PANDANGAN PARA ULAMA TENTANG PENGETAHUAN
Oleh H.Munadi Sutera Ali
- Pendahuluan
Salah satu komponen operasional sistem pendidikan Islam, adalah materi yang telah disusun secara sistematis dalam kurikulum, yang akan disajikan kepada peserta didik dalam proses kependidikan dan suatu sistem institusional pendidikan.
Materi pokok dalam pendidikan Islam diambil dari al Qur’an, karenanya materi pendidikan harus betul-betul dapat dipahami, dihayati, diyakini dan diamalkan oleh peserta didik dalam kehidupannya sebagai seorang muslim.
Dengan dasar pandangan seperti ini, jenis ilmu apa pun yang dikembangkan para pemikir muslim yang sumbernya berasal dari al Qur’an adalah ilmu atau sains islami. Namun selanjutnya berkembang dengan berbagai karaktristik tertentu, sehingga sains itu menjadi beragam adanya, dengan tetap berpijak pada landasan yang satu, yaitu al Qur’an.

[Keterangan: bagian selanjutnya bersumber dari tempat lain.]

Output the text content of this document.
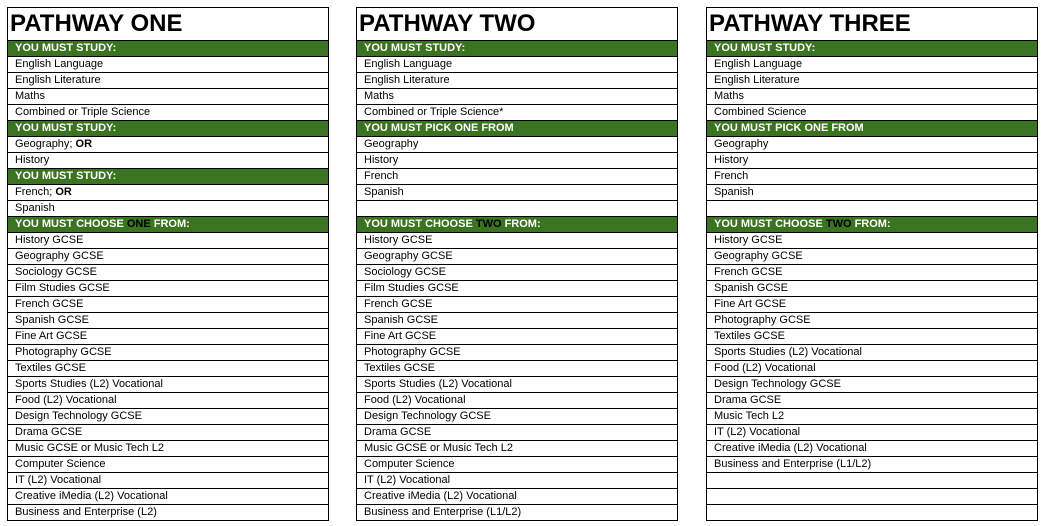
PATHWAY ONE
YOU MUST STUDY:
English Language
English Literature
Maths
Combined or Triple Science
YOU MUST STUDY:
Geography; OR
History
YOU MUST STUDY:
French; OR
Spanish
YOU MUST CHOOSE ONE FROM:
History GCSE
Geography GCSE
Sociology GCSE
Film Studies GCSE
French GCSE
Spanish GCSE
Fine Art GCSE
Photography GCSE
Textiles GCSE
Sports Studies (L2) Vocational
Food (L2) Vocational
Design Technology GCSE
Drama GCSE
Music GCSE or Music Tech L2
Computer Science
IT (L2) Vocational
Creative iMedia (L2) Vocational
Business and Enterprise (L2)
PATHWAY TWO
YOU MUST STUDY:
English Language
English Literature
Maths
Combined or Triple Science*
YOU MUST PICK ONE FROM
Geography
History
French
Spanish

YOU MUST CHOOSE TWO FROM:
History GCSE
Geography GCSE
Sociology GCSE
Film Studies GCSE
French GCSE
Spanish GCSE
Fine Art GCSE
Photography GCSE
Textiles GCSE
Sports Studies (L2) Vocational
Food (L2) Vocational
Design Technology GCSE
Drama GCSE
Music GCSE or Music Tech L2
Computer Science
IT (L2) Vocational
Creative iMedia (L2) Vocational
Business and Enterprise (L1/L2)
PATHWAY THREE
YOU MUST STUDY:
English Language
English Literature
Maths
Combined Science
YOU MUST PICK ONE FROM
Geography
History
French
Spanish

YOU MUST CHOOSE TWO FROM:
History GCSE
Geography GCSE
French GCSE
Spanish GCSE
Fine Art GCSE
Photography GCSE
Textiles GCSE
Sports Studies (L2) Vocational
Food (L2) Vocational
Design Technology GCSE
Drama GCSE
Music Tech L2
IT (L2) Vocational
Creative iMedia (L2) Vocational
Business and Enterprise (L1/L2)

Kenyataan yang ada saat ini, telah terjadi dikotomis pengetahuan, dengan adanya pemisahan antara Pengetahuan Agama dan Pengetahuan Umum, dalam struktur penyusunan program pada kurikulum di sekolah, sehingga akan membentuk pribadi peserta didik yang memisahkan antara urusan dunia dan akhirat, manakala mereka menyelesaikan proses pendidikan di dalam sebuah lembaga pendidikan, yang dikotomis tadi.
Dengan pendekatan holistik, pengetahuan (Sains) tadi diupayakan untuk dirajut kembali sesuai dengan dasar asal, sehingga materi pendidikan harus betul-betul dapat dipahami, dihayati, diyakini dan diamalkan oleh peserta didik dalam kehidupannya sebagai seorang muslim, walau mereka nantinya memasuki berbagai dunia profesinya.

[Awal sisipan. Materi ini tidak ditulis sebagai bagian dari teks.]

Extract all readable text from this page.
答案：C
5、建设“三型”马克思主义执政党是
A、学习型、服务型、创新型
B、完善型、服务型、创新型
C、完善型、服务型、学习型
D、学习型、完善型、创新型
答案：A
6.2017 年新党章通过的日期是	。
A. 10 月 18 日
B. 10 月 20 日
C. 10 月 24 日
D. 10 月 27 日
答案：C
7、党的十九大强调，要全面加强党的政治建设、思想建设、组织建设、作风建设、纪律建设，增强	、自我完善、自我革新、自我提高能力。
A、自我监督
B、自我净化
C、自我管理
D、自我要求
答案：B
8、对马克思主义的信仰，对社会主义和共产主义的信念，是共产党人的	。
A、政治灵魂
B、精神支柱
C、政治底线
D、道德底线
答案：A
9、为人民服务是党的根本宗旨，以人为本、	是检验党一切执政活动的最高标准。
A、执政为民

Dalam makalah ini akan dikemukakan pandangan para tokoh pendidikan Islam tentang pengetahuan ini, untuk menjadi pekerjaan rumah yang harus dibereskan oleh para pemikir Islam, bagaimana mengembalikan Sains yang terpilah menjadi dua tadi, kembali dalam satu kesatuan, sebagai sains Islami yang memiliki kesamaan sumber.
B. Pengetahuan menurut Al-Ghazali
Dalam kitab Ihya’ Ulum al-Din,[1] al-Ghazali, mengklasifikasi pengetahuan berdasarkan nilai pengabdian dan kegunaannya bagi pencapaian suatu tujuan. Dengan memperhadapkan satu pengetahuan pada pengetahuan yang lain, akan diketahui nilai tambah (fadhilah) masing-masing dan pada gilirannya hal itu akan membentuk sequence pengetahuan yang menjadi bahan ajar. Kerangka analisisnya dimulai dengan mengklasifikasi segala sesuatu yang bernilai dalam tiga tingkat tujuan :
1. Sesuatu yang hendak dicapai karena dirinya sendiri (ma’yuthlab lidzatihibernilai intrinsic).

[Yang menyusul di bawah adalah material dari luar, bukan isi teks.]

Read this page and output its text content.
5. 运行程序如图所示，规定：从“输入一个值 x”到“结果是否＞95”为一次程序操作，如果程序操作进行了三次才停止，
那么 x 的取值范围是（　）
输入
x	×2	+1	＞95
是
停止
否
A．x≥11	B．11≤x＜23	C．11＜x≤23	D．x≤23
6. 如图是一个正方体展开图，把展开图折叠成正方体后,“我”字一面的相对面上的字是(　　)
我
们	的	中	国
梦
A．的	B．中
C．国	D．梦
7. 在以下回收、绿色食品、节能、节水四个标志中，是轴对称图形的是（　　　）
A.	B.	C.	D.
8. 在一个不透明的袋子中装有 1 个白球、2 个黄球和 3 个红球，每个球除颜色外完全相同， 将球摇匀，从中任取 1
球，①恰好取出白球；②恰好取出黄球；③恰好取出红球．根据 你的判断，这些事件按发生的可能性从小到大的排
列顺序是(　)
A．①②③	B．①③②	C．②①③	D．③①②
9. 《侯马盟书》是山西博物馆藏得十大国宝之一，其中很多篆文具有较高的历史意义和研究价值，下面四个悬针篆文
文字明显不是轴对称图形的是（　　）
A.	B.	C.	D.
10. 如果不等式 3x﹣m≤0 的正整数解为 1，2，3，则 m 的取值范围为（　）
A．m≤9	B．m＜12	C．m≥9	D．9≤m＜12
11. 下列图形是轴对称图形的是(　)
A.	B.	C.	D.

2. Sesuatu yang hendak dicapai di samping karena dirinya sendiri (ma’yuthlab ligayrihi), juga karena merupakan alat untuk mencapai sesuatu yang lain. Jadi bernilai intrinsik dan instrumental.
3. Sesuatu yang hendak dicapai karena merupakan alat untuk mencapai yang lain (ma’yuthlab ligayrihi, bernilai instrumental semata).
Langkah berikutnya ialah menetapkan pengetahuan yang dapat mencapai tujuan tersebut.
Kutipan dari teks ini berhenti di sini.